Amphibious aircraft saw their heyday back in World War II, when such versatile Grumman variants as the Goose, Widgeon and Mallard were adopted from their civilian designs for military work. One workhorse was the Grumman J2F Duck, a biplane atop a monocoque pontoon that housed retractable main landing gear. During the war, Grumman designed a replacement monowing before pitching the contract at Columbia Aircraft to focus on the fighters they were building for the Navy.
Which was probably a good idea: The XJL-1 proved to be a loser for Columbia. Of the three prototypes built, one was used for destruction load testing and two for flight test, but the aircraft experienced repeated structural failures and were stricken from the USN inventory in 1949, according to the Pima Air Museum, which houses one of the two survivors.
The other one sits in pieces in a hangar at French Valley airport, the scene of your correspondent’s recent trip back through time. I’m told that the owner is one Thomas Friedken, scion of the old Pacific Southwest Airways and recipient of one of Toyota’s first concessions to sell cars in the US.

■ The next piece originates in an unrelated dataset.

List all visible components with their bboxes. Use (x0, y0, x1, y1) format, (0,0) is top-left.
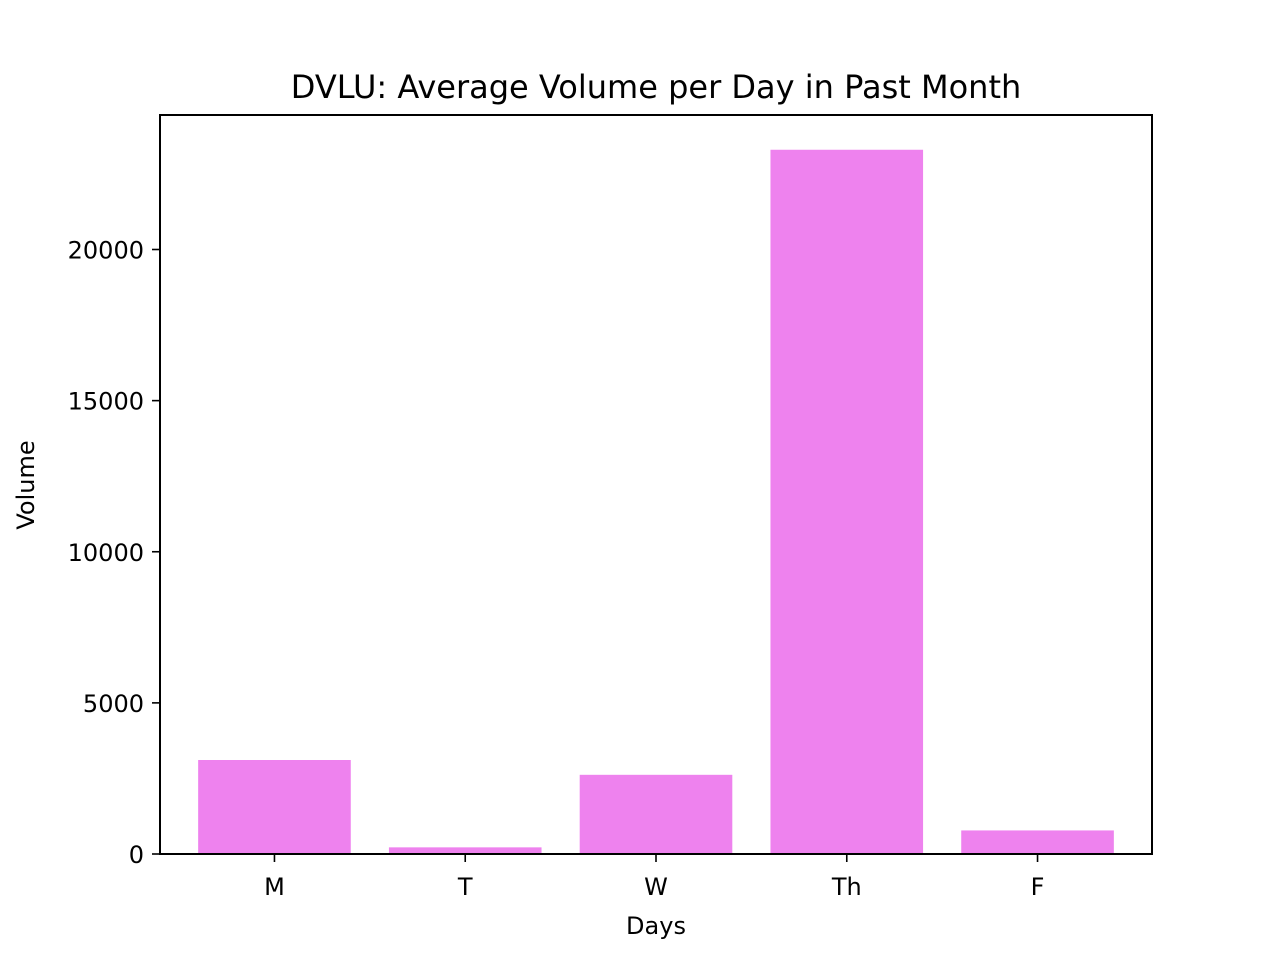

For the most part Mr. Friedken appears to have lived a charmed life. He sat on the board of PSA even while remaining on the line as a pilot. When PSA was bought by US Air, the proceeds went to purchasing the Toyota distributorship whose profits allowed him to further enjoy his passions: Hunting, skydiving and buying vintage planes. His collection included a Mustang, a Spitfire and an F4U Corsair that he flew for the television series “Baa Baa Black Sheep.”
And that XJL-1.
The way I heard it, the owner spent no small sums and thirteen years re-building the aircraft to a pristine status. Engine run-ups on the ground were nominal. After a cherry WWII Navy blue paint job, the machine had its first flight from Palomar and made it just north of Oceanside before the engine sputtered and died.
It turned out that no one removed the protective tape covering the fuel tank vents before flight.
Fuel vents are used to equalize pressure between the tanks and the ambient air. As the aircraft climbed and fuel was consumed, a vacuum formed. This reduction in air pressure decreased the boil-off point of the fuel, causing bubbles to form, the fuel pump to cavitate, a drop of fuel pressure to the engine, and ultimately engine failure. They put her down on the beach rather than in ocean for some reason. A fair amount of damage ensued.
Looks like they’re putting her back together again in a desultory fashion. The engine looks good, and most of the fuselage appears to be intact. The wings are missing outboard of the fold line, taking the outriggers with them. With only two survivors, everything has to be manufactured anew.
Looking at the bright side of course, you know: He still has that Mustang.